Lieferketten sind planbarer als während der Pandemie, aber von echter Stabilität sind wir noch weit entfernt. Flexibilität, Echtzeit-Transparenz und alternative Routenplanung sind heute zentrale Anforderungen im Supply Chain Management. Unternehmen, die auf eine engmaschige digitale Überwachung setzen, können schneller reagieren und Risiken besser steuern. Insbesondere die Hafenlogistik macht eine Planbarkeit der Lieferkette sehr schwierig. Es gibt große Kapazitätsengpässe bei der Hinterlandanbindung. Es fehlen Fahrer, aber auch spezielles Equipment wie Gensets*. Auch der Abfluss über die Bahn wird regelmäßig durch Gleisstörungen oder Schienenbauarbeiten negativ beeinflusst.
Haben sich die Preise inzwischen stabilisiert?

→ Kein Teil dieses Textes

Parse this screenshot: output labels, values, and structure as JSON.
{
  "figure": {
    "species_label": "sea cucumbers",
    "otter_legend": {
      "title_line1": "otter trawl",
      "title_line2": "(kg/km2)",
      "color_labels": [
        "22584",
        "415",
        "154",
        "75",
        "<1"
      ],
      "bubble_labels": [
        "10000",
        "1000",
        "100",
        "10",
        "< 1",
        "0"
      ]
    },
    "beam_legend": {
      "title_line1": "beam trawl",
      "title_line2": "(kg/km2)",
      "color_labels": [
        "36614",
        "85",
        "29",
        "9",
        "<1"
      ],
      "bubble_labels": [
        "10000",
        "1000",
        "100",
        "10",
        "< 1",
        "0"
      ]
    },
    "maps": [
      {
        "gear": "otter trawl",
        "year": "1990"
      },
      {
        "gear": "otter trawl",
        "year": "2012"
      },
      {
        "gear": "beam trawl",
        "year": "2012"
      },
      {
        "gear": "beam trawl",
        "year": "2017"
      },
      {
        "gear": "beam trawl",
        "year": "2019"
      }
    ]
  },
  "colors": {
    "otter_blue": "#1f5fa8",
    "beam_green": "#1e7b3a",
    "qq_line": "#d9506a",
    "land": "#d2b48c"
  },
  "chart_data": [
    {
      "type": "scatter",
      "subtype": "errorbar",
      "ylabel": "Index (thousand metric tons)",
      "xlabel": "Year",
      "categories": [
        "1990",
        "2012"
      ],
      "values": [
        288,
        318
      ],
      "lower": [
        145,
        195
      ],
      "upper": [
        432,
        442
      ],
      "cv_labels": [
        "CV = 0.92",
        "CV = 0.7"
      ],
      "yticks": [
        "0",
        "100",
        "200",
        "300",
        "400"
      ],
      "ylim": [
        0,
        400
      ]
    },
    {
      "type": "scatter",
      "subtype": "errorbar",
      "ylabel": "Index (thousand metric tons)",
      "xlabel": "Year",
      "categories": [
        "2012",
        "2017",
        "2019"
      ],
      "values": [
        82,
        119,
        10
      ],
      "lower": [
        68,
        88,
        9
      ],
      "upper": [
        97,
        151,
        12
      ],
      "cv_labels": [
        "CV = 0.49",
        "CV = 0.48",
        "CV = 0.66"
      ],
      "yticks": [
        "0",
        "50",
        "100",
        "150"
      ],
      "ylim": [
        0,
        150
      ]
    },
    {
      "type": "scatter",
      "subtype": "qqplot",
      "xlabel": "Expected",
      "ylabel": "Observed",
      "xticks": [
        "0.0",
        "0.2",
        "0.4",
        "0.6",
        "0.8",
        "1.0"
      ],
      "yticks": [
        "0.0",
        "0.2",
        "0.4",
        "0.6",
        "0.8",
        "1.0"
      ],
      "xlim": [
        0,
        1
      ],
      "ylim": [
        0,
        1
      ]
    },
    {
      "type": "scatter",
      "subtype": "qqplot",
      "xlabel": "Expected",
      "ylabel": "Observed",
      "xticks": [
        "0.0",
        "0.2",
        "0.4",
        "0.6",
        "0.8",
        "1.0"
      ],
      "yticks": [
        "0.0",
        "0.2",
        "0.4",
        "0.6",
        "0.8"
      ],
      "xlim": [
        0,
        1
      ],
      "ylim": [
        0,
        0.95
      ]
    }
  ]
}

Nicht wirklich – es gibt weiterhin deutliche Schwankungen, insbesondere auf Asien-Europa-Routen. Politische Spannungen, etwa im Nahen Osten oder in der Ukraine, wirken sich ebenso aus wie neue Regulierungen, saisonale Effekte, Kapazitätsengpässe, das Verhalten großer Reedereien, Streiks, wie zuletzt in nordeuropäischen Häfen, und die CO₂-Abgabe. Hinzu kommen steigende Kosten durch technische Vorgaben – etwa beim Einsatz emissionsärmerer Treibstoffe. Der Umstieg ist teuer und in vielen Fällen wirtschaftlich kaum darstellbar. Nur eine Zahl dazu: Vor der Pandemie lag der Containerpreis etwa von Shanghai zu den nordeuropäischen Mainports bei durchschnittlich USD 1.400 per 20-Fuß-Standardcontainer (TEU). Heute liegt er etwa 20 Prozent höher.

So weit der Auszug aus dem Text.